I have noticed for some years now that Black conservatives get all the love. When you're the only black person in any situation you tend to have a lot of friends... except maybe at Klan rallies. I spent a lot of years in white schools and can testify that the most busted brotha in the hood is the one-eyed king of the blind at a white private school. Truly the bee's knees.

And so, I'm not surprised that Black conservatives tend to have a rather nice lifestyle as well. It's the same dynamic. They are in very short supply, but they're a must-have accessory for every ass backwards policy. Need to undo affirmative action? Find a black Supreme Court judge. Wanna bomb poor people? How bout a black National Security Advisor. Need to pimp one of the greatest underfunded federal policies since 40 acres and a mule? Armstrong Williams is your dawg!

So I get it. Rare black people are popular. Black conservatives are rare, ergo popular. And popular people get the nicer things in life. We've all noticed how the black conservative has the best degrees, the most lucrative book deals and the phattest wad of conservative think tank grant money (aka "white chedda"). But the new system of direct cash payola is making me rethink my progressive values. It's a tipping point, if you will.

I am ready to become a black conservative.

I mean, check out the going rate! Two hundred forty thousand dollars... per conservative political issue! Let's just do the math, son. I'm gonna try these on for size.

  • Affirmative action is the silent bigotry of low expectations. I feel inferior because of it. This affects my self esteem and thus my ability to realize my true potential. I now doubt all my success. I'm not actually a funny comedian. People just laugh because I'm black. When the bus driver gives me a transfer, it's not because I "paid my fare." It's because I'm black.
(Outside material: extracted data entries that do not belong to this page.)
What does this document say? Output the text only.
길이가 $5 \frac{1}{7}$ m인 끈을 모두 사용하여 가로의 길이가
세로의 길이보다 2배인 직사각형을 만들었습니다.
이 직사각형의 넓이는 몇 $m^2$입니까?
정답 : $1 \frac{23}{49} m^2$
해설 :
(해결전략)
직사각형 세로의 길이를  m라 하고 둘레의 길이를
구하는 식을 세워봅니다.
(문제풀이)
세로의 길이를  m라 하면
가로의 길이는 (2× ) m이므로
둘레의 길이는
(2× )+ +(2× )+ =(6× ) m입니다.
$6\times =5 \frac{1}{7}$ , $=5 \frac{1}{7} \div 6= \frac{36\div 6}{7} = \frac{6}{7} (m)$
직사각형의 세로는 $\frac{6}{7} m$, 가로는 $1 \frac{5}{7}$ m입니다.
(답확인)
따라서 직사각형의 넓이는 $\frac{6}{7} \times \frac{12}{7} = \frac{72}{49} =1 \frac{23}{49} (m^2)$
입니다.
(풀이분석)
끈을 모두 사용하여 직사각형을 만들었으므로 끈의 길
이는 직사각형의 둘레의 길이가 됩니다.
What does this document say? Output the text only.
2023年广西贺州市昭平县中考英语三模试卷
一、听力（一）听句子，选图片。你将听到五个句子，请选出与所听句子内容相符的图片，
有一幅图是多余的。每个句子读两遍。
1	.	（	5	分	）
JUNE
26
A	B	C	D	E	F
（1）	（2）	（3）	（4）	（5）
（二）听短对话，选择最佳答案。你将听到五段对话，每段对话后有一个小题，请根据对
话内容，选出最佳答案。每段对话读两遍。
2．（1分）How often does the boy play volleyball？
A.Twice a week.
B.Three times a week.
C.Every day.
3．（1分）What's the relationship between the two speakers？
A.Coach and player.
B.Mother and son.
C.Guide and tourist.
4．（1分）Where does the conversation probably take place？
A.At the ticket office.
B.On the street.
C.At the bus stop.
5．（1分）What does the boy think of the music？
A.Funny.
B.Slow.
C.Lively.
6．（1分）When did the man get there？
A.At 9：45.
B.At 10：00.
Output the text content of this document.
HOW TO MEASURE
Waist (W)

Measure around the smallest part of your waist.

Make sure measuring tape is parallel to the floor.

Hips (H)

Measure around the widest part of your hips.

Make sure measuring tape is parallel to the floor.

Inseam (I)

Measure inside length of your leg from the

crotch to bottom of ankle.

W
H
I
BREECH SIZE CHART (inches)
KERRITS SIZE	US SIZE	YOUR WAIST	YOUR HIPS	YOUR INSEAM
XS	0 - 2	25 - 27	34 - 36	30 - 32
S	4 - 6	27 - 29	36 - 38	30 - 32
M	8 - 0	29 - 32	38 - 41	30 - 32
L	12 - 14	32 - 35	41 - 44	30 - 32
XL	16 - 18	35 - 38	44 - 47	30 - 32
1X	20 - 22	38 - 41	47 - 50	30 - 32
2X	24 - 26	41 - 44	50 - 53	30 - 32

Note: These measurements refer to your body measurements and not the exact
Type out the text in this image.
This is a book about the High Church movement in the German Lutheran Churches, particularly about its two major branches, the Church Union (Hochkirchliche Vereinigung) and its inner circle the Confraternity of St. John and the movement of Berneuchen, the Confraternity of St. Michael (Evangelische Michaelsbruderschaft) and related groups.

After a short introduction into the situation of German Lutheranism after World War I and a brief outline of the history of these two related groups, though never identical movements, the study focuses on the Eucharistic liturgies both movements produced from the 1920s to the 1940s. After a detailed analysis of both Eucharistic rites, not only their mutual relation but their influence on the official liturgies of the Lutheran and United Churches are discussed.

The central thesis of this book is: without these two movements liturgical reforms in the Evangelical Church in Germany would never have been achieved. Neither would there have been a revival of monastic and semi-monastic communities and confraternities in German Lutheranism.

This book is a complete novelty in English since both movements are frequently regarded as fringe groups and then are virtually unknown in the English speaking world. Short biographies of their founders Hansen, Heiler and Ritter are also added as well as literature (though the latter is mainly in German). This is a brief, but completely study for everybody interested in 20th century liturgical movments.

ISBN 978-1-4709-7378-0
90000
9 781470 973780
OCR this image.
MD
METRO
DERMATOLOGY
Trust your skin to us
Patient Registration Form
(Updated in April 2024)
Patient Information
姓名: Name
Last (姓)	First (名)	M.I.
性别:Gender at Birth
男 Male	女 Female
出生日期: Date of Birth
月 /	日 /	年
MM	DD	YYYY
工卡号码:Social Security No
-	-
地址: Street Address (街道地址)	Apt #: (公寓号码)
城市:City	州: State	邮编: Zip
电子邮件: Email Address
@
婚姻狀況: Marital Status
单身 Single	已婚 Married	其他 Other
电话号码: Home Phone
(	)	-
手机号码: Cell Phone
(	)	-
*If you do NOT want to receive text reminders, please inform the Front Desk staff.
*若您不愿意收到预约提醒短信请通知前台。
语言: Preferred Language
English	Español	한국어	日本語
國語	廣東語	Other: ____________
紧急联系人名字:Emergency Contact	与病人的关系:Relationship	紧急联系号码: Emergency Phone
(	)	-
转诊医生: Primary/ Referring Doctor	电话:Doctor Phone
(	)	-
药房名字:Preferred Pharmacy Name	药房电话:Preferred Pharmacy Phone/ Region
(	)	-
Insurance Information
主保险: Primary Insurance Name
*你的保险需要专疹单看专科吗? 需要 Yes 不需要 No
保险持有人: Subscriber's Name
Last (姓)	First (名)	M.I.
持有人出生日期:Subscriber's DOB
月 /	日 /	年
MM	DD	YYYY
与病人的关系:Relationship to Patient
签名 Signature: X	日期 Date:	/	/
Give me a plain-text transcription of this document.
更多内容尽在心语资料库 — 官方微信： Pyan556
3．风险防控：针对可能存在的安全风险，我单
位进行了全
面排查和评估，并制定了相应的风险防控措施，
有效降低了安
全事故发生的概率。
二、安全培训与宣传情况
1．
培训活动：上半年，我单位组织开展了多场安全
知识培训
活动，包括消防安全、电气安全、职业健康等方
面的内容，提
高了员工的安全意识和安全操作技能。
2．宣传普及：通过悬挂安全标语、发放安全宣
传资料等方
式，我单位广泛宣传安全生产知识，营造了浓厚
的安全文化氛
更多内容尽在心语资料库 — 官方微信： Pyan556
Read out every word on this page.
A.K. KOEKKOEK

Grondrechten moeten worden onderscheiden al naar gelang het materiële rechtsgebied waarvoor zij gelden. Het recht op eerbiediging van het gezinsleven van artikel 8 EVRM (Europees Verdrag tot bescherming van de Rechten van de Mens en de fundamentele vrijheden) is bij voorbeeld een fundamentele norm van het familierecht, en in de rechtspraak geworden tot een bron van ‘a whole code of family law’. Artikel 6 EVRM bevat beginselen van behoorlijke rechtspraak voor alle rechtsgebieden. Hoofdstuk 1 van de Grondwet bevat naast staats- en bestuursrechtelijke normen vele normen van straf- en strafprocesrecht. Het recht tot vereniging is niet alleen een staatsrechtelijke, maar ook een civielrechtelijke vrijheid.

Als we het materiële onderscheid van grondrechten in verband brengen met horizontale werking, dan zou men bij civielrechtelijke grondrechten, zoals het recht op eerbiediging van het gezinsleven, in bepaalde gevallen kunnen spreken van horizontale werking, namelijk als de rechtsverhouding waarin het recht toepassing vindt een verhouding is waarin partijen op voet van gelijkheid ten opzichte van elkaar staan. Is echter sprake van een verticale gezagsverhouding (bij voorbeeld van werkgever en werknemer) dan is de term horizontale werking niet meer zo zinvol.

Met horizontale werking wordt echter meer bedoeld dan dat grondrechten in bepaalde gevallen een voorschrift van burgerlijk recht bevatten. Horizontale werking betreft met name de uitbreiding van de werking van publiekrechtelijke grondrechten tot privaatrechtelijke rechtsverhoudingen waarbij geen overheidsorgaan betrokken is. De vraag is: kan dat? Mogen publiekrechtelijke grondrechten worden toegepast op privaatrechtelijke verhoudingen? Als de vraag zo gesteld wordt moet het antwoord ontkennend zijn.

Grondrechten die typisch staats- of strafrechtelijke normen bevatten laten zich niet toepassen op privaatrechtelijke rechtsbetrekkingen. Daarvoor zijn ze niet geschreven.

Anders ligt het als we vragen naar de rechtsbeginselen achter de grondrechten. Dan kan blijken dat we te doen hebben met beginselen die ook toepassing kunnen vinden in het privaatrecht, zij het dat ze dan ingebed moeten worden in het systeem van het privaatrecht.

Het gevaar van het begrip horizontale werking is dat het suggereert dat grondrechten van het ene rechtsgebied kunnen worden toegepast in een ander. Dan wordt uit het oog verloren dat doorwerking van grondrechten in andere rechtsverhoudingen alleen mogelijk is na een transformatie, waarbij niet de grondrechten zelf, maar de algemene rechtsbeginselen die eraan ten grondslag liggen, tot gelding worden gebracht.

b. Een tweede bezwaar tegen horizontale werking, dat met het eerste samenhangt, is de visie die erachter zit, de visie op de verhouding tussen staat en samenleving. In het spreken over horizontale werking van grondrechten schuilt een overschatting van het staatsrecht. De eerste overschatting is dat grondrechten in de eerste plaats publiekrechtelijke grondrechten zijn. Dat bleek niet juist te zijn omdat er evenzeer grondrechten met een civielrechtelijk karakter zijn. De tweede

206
The government isn't giving me a "tax refund." It's a "black refund." Wow. $240,000 for that. Cha-ching. Ok, how about this?

  • I don't believe in evolution. God created everything 6,000 years ago -- the Grand Canyon, Himalayas, even Barbara Bush. The Bible is right about everything. EVERYTHING! So every weekend I go to a synagogue and throw out all the Jewish accountants because that's what Jesus would do, get rid of the money changers. It's the Bible. Can't argue with it. Another $240,000. This is the shit. I gotta tell the drug dealers I found a better hussle! Ok one more.

  • The war in Iraq is the central front in the War on Terror, which we will someday officially win. Saddam Hussein and Osama bin Laden planned the 9/11 attacks at a cafe in Paris. The CIA has direct evidence of this! Everybody knows it, but the liberals hate America so much they refuse to read the report. In fact, Saddam was planning to drop 10 nuclear weapons filled with anthrax and VX nerve gas on evangelical day care centers in Lubbock, Texas. Then he was going to start a rape room at the United Daughters of the Confederacy in Richmond, VA. Then he was going to force all American men to gay marry each other. $240,000

  • I believe a strong missile defense is the most effective security we have against-- ok, sorry. I gotta stop here. Laughing too hard


Not bad huh? $720,000 in just a few minutes. See how much fun this is?? Armstrong Williams didn't know the half. Why would he stop with No Child Left Behind? This is a cash cow, people. And it's good for progressives, especially black ones.

See, once I start elevating my conservative profile, my audience and cache will increase. I'll start performing at Heritage Foundation dinners and attending groundbreaking ceremonies for The Moral Majority. I'll get my own talk show and syndicated column. I will make millions of dollars, which will make me a black millionaire! Then maybe I will be appointed to the Cabinet and prove, by my sole example, that black people are treated as equals, that poor people have opportunity, that evolution is bullshit!

It will be so much fun having all that money and attention and prestige. Until I get caught.